Actually you guys have already made a assumption: Stalin. Some of you denied this, because Lenin is better. Then, why not assume it was Lenin? Alright, you may think Lenin or Washington or someone else has no comparison with Mao, because Mao is devil and he/she is angel. Then I would like to tell him, Mao has the same image in some of the Netizens.

Jeremiah said Russia has Lenin fall back upon, but Mao does not. I agree with you, so it’s possible for Chinese people to spit on Deng 50 years later. And it’s impossible for Mao.

April 29, 2009 @ 1:10 pm | Comment

I am sorry, it was ” There is NO good jugement if without comparison.”

April 29, 2009 @ 1:11 pm | Comment

from a creative perspective, these are bad ads. but bad marketing move? had you heard of doc morris before? me neither but I have now. the brand doesn’t market in China so has nothing to lose there.

Also, most chinese will not know or care who the creative agency is, so will have no effect on their business in China. see TBWA and the amnesty ads pre-Olympics. hasn’t stopped TBWA from building on its success in China. Similarly for Leo burnett, who had trouble with ‘netizens’ a few years ago with the Nippon ad. are now handling huge accounts with endorsers including Liu Xiang. The brand takes the flak – the agency slips back in the shadows.
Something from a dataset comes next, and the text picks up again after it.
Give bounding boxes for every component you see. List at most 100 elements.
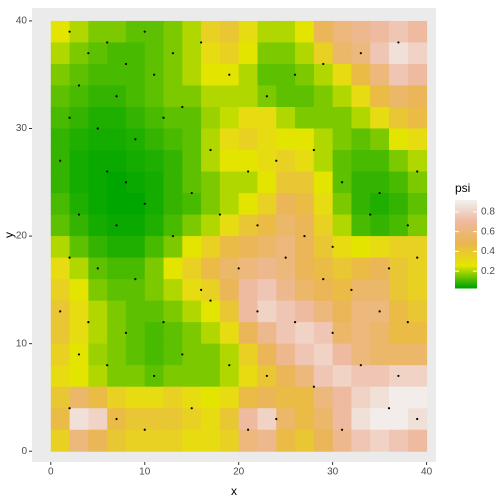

May 14, 2009 @ 10:29 am | Comment

Yes, I had heard of Doc Morris before. I understand the idea that no type of publicity is bad publicity, but that’s simply not always true. For example, the current publicity over Chinese made drywall hasn’t been very useful for China’s image. No one had heard of the product before, but I don’t see the controversy helping to boost sales. More importantly, while this may do a lot to boost familiarity with Grey and Morris in China, the German office that actually came up with the idea suffered in its own geography, sparking outrage among Chinese in Germany. Sure, they may have gotten attention, but there are better ways to do this, and ways to get attention while making money from it. Here, the costs in damage control far outweighed any benefits.